Astonishing! ROTFLMAO
It is patently obvious that the assumptions of conventional economics are wrong. Various economists have said as much several times in the latter half of the last century. Ormerod even quotes 2002 Nobel Laureate economist Vernon Smith's words, "We do not understand why markets work as they do." That nobody can possess the perfect knowledge assumed in the perfectly competitive market was pointed out in the 1940's by Hayek. Schumpeter also criticised unrealistic assumptions in the same vein. IMO, anyone wanting to explore these themes would be better off reading Hayek's "The Road to Serfdom".

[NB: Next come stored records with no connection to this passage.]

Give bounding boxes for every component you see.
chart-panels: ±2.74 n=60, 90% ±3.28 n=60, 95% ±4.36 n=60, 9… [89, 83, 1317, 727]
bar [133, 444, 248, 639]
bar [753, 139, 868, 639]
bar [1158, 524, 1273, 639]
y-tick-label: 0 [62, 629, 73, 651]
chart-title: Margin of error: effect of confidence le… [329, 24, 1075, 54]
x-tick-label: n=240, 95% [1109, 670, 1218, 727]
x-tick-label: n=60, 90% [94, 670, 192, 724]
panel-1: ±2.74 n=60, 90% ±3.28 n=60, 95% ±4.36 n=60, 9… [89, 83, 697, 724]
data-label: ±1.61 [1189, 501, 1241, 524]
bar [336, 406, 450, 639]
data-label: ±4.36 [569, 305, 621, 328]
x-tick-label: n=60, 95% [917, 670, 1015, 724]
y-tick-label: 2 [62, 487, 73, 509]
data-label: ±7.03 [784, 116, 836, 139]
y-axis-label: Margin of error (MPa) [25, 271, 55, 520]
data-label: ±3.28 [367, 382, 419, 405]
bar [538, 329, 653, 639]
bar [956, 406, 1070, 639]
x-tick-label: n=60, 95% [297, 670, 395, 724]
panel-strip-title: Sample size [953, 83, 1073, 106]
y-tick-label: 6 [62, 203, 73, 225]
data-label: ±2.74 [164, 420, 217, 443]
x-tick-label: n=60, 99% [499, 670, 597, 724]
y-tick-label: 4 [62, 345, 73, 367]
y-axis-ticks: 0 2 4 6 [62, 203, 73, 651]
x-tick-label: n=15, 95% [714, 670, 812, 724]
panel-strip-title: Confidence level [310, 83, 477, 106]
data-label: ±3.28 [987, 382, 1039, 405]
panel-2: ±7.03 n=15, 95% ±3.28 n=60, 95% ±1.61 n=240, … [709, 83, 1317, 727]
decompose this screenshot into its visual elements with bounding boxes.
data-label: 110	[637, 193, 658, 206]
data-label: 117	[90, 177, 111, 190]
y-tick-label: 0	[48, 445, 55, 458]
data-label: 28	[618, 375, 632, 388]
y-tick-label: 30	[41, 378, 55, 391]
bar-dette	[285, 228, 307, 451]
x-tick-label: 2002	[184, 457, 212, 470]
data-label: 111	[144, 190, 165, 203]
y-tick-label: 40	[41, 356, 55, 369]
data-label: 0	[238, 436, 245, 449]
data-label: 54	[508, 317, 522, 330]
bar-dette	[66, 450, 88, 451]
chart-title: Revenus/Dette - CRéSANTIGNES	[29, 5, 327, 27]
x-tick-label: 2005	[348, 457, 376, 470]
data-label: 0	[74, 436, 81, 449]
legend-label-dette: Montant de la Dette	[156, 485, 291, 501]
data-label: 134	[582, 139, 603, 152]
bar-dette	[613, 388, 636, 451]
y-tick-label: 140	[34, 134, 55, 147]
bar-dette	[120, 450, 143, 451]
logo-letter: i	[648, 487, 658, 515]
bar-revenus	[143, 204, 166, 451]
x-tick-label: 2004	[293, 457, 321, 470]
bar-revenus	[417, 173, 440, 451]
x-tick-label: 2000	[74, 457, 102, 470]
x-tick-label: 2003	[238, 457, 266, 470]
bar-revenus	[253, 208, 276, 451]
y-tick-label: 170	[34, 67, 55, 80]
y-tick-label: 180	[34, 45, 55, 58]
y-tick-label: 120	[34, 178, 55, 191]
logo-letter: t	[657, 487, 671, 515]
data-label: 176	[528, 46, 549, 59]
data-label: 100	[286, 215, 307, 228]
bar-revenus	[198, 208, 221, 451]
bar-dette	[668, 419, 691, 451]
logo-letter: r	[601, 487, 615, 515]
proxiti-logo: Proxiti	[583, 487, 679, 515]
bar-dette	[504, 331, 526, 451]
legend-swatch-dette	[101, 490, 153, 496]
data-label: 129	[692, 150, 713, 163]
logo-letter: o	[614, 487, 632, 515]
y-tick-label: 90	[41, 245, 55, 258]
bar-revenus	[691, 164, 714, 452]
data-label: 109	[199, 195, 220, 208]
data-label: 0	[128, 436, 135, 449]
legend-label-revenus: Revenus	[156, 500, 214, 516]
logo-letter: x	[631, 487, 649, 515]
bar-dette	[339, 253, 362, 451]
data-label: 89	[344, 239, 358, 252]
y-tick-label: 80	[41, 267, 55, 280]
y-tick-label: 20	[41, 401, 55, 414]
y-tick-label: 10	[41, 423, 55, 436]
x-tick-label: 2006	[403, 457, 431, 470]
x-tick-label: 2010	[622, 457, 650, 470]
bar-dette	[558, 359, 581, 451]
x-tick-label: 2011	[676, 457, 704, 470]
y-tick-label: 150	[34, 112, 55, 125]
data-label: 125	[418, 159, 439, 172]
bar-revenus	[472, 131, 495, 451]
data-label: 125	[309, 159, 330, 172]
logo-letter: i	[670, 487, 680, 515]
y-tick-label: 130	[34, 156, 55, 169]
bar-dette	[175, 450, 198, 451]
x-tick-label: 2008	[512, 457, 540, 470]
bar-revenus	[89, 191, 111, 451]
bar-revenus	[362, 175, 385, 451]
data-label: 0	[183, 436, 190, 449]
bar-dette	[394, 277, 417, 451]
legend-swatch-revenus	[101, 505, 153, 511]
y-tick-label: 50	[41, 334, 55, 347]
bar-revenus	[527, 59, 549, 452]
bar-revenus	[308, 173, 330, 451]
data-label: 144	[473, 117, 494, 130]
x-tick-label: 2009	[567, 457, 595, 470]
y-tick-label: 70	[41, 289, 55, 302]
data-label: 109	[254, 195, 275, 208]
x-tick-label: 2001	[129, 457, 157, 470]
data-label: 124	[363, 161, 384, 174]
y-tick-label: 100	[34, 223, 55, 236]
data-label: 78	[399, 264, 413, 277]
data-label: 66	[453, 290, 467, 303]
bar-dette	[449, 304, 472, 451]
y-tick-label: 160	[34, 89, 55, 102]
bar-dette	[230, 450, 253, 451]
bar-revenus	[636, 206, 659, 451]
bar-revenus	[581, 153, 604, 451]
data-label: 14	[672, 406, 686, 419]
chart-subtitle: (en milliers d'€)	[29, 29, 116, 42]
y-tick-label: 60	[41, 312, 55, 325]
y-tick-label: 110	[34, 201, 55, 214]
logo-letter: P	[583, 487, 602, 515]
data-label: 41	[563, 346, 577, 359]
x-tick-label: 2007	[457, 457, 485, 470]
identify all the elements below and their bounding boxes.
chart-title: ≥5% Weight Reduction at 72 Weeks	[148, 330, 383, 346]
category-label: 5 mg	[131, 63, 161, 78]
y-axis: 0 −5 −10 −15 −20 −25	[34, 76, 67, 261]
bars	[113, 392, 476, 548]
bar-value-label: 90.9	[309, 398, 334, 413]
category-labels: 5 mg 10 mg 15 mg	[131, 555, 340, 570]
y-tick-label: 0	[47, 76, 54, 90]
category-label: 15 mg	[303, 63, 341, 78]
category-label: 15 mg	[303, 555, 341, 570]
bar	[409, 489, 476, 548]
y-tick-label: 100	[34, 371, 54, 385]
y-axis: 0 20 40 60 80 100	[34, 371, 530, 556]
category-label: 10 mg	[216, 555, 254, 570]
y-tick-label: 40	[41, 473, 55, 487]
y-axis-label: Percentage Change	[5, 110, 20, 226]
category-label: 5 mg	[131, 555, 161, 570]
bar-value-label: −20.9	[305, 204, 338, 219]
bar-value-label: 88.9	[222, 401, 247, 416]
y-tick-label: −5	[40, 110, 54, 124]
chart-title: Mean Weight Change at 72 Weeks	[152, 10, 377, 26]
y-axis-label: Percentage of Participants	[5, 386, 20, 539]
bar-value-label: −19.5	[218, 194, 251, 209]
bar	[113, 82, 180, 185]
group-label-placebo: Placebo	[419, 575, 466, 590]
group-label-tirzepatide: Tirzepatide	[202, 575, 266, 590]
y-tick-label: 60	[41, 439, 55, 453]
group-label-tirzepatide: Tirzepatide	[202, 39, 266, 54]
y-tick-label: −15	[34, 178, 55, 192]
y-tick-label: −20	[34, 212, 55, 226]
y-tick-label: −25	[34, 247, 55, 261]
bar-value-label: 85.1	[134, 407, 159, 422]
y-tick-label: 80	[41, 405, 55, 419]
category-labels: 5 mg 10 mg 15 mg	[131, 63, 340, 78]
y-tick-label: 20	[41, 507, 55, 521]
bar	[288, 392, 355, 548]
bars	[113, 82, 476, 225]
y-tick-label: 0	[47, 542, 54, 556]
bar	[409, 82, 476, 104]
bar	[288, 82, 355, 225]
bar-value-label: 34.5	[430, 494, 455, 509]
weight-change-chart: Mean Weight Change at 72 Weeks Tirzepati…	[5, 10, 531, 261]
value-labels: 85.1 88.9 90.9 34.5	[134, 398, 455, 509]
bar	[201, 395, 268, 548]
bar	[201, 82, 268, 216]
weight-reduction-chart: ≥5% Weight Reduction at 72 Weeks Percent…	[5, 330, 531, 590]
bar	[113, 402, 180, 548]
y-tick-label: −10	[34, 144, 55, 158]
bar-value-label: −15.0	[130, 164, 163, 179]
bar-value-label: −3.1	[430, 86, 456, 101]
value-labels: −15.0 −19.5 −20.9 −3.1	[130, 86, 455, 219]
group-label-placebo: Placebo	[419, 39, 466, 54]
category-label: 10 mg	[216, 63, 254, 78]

On a more positive note, Ormerod's comparison of biological and economic systems is interesting. It provides a taster of the comparatively new interdisciplinary field of complexity theory. Alas, however, a taster is all that you get. The book would be IMO much the better for some material setting such comparisons in the broader complexity theory context. I suspect that he eschews this because it would require more mathematics than he was prepared to put between the covers (presumably because any sight of maths puts potential purchasers off). This, IMO, is intellectual timidity. The stochastic models that he describes are actually quite easy to understand (I recall playing with similar models in third form maths!). A few more diagrams and the odd spot of algebra (relegated if necessary to an Appendix) would IMO be a significant improvement. The overall length of the book could then be kept the same by a robust precis of the rest, which IMO takes twice as many words as necessary to say what it does. I also agree with the reviewer who thought the final chapter a big let-down.
Overall, for me, this book lacks balance and for that reason alone misses its mark.